Thereby, we effectively coerce our texts to a set of merely 26 features:
# Create a new tokens object, this time consisting of single characters
twitter_tokens_char <- quanteda::tokens(
twitter_corpus,
what = "character",
remove_punct = TRUE,
remove_symbols = TRUE,
remove_numbers = TRUE,
remove_separators = TRUE,
split_hyphens = TRUE)
# Convert to dfm
twitter_char_unigrams <- quanteda::dfm(twitter_tokens_char)
# Convert resulting dfm object to data.table (via data.frame as quanteda does not yet support conversion to data.table)

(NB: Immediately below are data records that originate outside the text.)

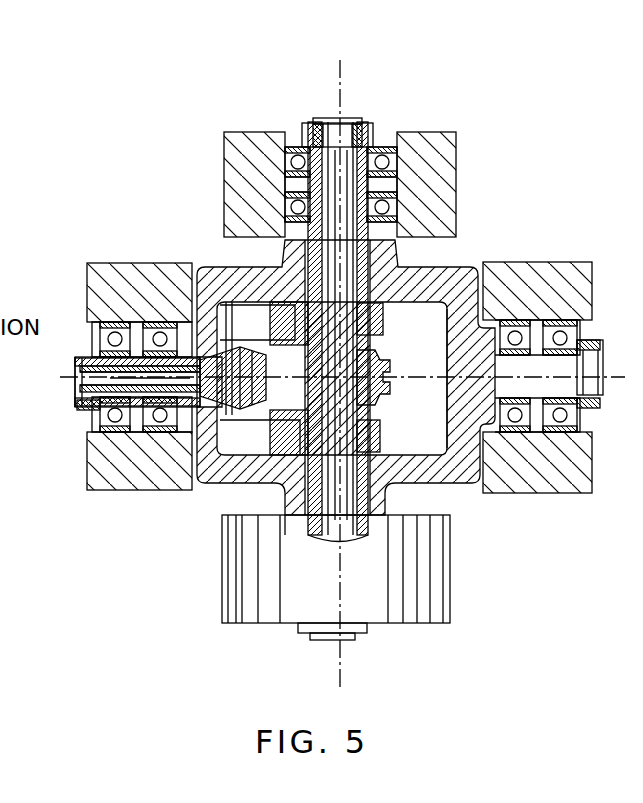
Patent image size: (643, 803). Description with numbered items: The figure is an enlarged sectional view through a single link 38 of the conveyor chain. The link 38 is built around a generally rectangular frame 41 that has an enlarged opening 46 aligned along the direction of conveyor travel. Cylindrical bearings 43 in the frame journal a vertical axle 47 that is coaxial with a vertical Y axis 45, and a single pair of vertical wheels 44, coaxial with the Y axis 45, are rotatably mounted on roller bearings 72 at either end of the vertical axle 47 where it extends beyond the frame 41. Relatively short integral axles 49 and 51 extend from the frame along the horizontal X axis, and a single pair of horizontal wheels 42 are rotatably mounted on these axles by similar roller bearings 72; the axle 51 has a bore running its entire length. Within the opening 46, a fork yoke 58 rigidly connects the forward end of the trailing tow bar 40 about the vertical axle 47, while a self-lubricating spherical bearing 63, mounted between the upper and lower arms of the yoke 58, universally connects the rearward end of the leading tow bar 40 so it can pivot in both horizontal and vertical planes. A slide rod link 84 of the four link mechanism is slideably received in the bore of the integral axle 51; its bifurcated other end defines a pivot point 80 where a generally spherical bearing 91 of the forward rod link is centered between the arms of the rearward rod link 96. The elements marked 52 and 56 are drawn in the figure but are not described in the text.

The link 38 is at (185, 240).
The tow bar 40 is at (4, 430).
The frame 41 is at (238, 484).
The horizontal wheels 42 is at (568, 494).
The cylindrical bearings 43 is at (63, 380).
The vertical wheels 44 is at (440, 130).
The Y axis 45 is at (345, 120).
The opening 46 is at (441, 444).
The vertical axle 47 is at (333, 121).
The integral axle 49 is at (558, 335).
The integral axle 51 is at (75, 364).
The support 52 is at (6, 520).
The gear 56 is at (366, 372).
The fork yoke 58 is at (383, 325).
The spherical bearing 63 is at (292, 382).
The roller bearings 72 is at (376, 138).
The pivot point 80 is at (127, 268).
The slide rod link 84 is at (103, 418).
The spherical bearing 91 is at (262, 345).
The rearward rod link 96 is at (256, 411).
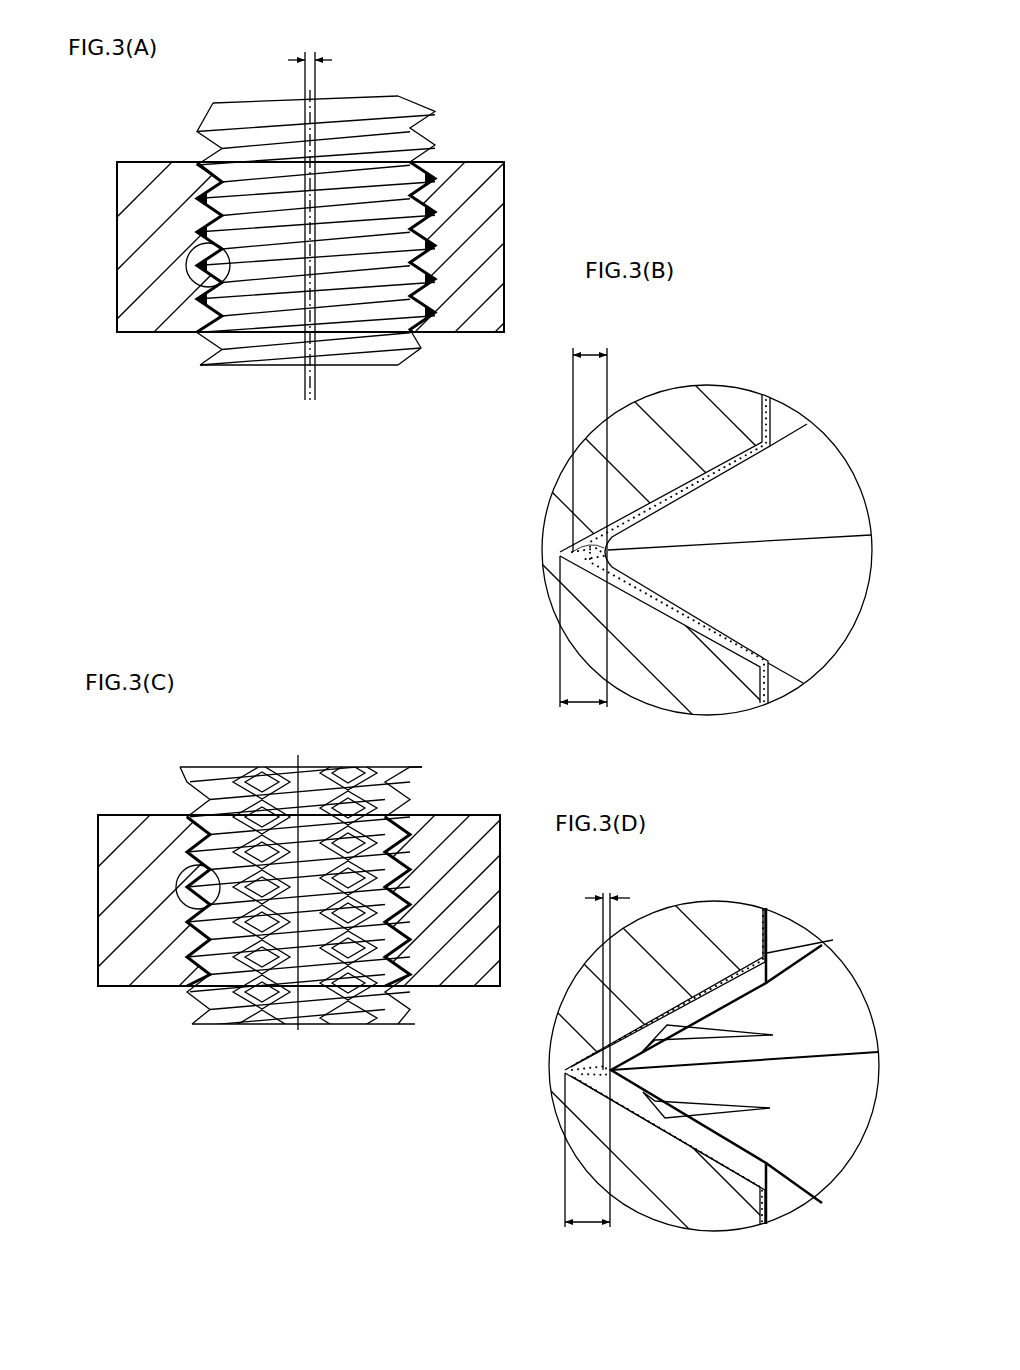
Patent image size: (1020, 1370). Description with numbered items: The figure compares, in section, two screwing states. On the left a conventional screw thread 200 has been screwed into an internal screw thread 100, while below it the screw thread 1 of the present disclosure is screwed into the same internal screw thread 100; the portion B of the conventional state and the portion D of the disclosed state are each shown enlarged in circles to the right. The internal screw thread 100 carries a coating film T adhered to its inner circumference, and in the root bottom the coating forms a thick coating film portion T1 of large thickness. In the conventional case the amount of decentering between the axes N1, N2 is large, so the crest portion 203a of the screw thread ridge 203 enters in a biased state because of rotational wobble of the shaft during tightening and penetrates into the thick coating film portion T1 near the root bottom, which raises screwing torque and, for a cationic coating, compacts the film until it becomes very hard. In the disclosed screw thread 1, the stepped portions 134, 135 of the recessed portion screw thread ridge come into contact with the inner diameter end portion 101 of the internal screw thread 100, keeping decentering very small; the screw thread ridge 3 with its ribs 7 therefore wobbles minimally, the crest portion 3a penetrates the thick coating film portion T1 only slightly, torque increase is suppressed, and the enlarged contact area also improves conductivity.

In FIG. 3C, the screw thread 1 is at (318, 875).
In FIG. 3C, the screw thread ridge 3 is at (223, 873).
In FIG. 3D, the screw thread ridge 3 is at (683, 1086).
In FIG. 3D, the crest portion 3a is at (565, 1072).
In FIG. 3C, the rib / protrusion on thread flank 7 is at (263, 873).
In FIG. 3D, the rib / protrusion on thread flank 7 is at (707, 1071).
In FIG. 3A, the internal screw thread 100 is at (156, 162).
In FIG. 3B, the internal screw thread 100 is at (705, 405).
In FIG. 3C, the internal screw thread 100 is at (120, 815).
In FIG. 3D, the internal screw thread 100 is at (650, 1000).
In FIG. 3D, the inner diameter end portion 101 is at (770, 933).
In FIG. 3D, the stepped portion 134 is at (758, 1190).
In FIG. 3D, the stepped portion 135 is at (757, 957).
In FIG. 3A, the conventional screw thread 200 is at (339, 255).
In FIG. 3A, the screw thread ridge 203 is at (248, 267).
In FIG. 3B, the screw thread ridge 203 is at (725, 607).
In FIG. 3B, the crest portion 203a is at (558, 557).
In FIG. 3A, the coating film T is at (188, 265).
In FIG. 3B, the coating film T is at (690, 627).
In FIG. 3D, the coating film T is at (688, 1147).
In FIG. 3A, the portion B is at (195, 277).
In FIG. 3C, the portion D is at (178, 900).
In FIG. 3A, the axis of bolt N1 is at (305, 92).
In FIG. 3C, the axis of bolt N1 is at (300, 760).
In FIG. 3A, the axis of mating member N2 is at (316, 92).
In FIG. 3B, the thick coating film portion T1 is at (583, 645).
In FIG. 3D, the thick coating film portion T1 is at (587, 1168).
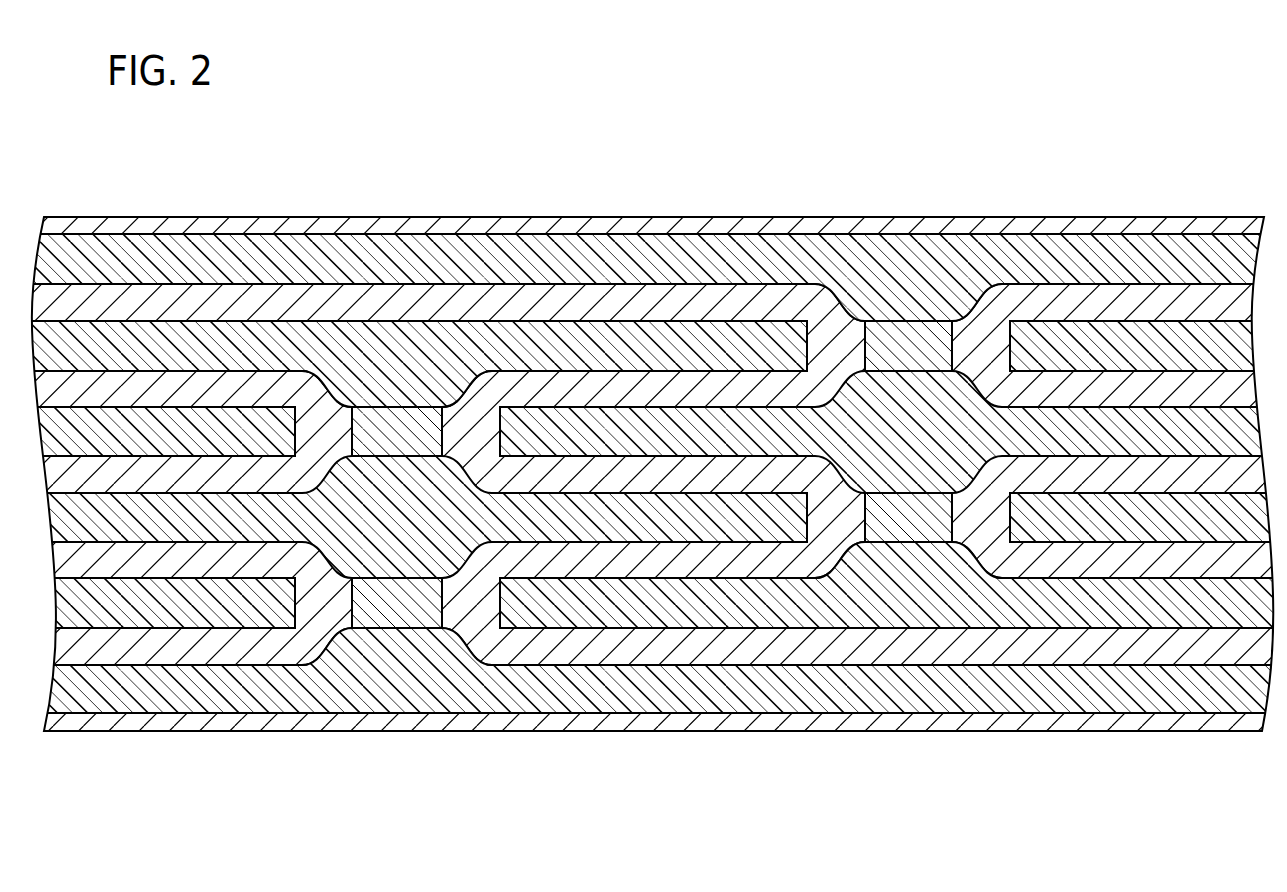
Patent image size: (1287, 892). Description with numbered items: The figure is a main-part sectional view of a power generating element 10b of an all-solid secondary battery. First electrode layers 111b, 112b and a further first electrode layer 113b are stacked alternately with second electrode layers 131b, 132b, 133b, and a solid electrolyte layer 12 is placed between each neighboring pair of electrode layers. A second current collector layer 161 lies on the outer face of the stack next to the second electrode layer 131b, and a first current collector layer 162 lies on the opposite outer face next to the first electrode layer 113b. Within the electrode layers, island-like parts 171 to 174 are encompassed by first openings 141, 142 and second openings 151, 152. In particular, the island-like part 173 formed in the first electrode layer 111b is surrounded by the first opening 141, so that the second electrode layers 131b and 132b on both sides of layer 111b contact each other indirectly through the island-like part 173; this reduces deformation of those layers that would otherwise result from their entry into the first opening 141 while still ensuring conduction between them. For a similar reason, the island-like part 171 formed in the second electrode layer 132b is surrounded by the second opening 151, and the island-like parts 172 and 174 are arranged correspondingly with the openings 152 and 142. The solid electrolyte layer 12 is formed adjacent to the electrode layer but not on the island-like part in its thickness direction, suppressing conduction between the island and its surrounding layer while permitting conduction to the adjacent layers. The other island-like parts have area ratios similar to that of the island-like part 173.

twitter_char_unigrams <- quanteda::convert(twitter_char_unigrams, to = "data.frame")
twitter_char_unigrams <- data.table::as.data.table(
twitter_char_unigrams,
key = "doc_id")
data.table::setcolorder(twitter_char_unigrams, c("doc_id", letters))
# Inspect
twitter_char_unigrams[sample(twitter_char_unigrams[, .I], 10)]
## doc_id a b c d e f g h i j k l m n o p q r s
## 1: Beatrix_vStorch15862634401 18 5 5 13 37 6 5 11 11 0 3 6 3 14 7 6 0 22 11
## 2: FrStraetmanns15923979601 8 6 8 12 30 4 6 9 18 0 3 5 3 14 5 1 0 12 10
## 3: MatthiasHauer15918112801 11 0 3 6 21 1 7 5 11 0 2 5 0 14 5 3 0 11 13
## 4: katdro15869262601 15 2 9 13 38 5 7 11 17 0 1 7 4 22 5 2 0 15 18
## 5: jensspahn15809874001 19 2 5 12 43 3 10 8 19 1 5 8 5 21 6 1 0 18 15
## 6: HuberMdB15830672401 8 3 9 11 35 3 8 11 11 0 4 4 1 16 7 1 0 17 12
## 7: DrAndreasNick16057137001 16 2 4 8 23 5 1 9 13 2 4 10 6 19 7 3 0 13 14
## 8: falkomohrs15414163201 14 1 6 7 36 3 4 11 16 0 4 15 5 11 7 4 0 18 25
## 9: HeikeHaensel15236835601 9 3 4 10 40 11 7 7 18 0 3 3 3 21 8 1 0 25 15
## 10: MetinHakverdi15736454401 11 2 7 5 32 4 10 12 17 0 3 8 5 19 7 7 0 13 11
## t u v w x y z
## 1: 11 10 2 2 0 0 2
## 2: 6 10 1 0 0 0 0
## 3: 5 9 3 2 0 0 3
## 4: 16 12 1 4 2 0 2
## 5: 14 8 3 2 0 0 5
## 6: 14 12 2 5 0 0 3
## 7: 8 10 2 1 0 0 1
## 8: 16 12 3 2 0 0 4
## 9: 17 17 4 5 0 1 3
## 10: 15 11 0 1 0 1 4
In a final step, we put everything together (starting the join operation with a list of all document IDs so we lose nothing):
# Collect all features
twitter_features_static <- twitter_docvars[, .(doc_id, label)
][twitter_pos_tags,
][twitter_negation,
][twitter_char_unigrams,
][twitter_emojis,
][twitter_polarities, ]
saveRDS(twitter_features_static, sprintf("%s/twitter_features_static.RDS", path))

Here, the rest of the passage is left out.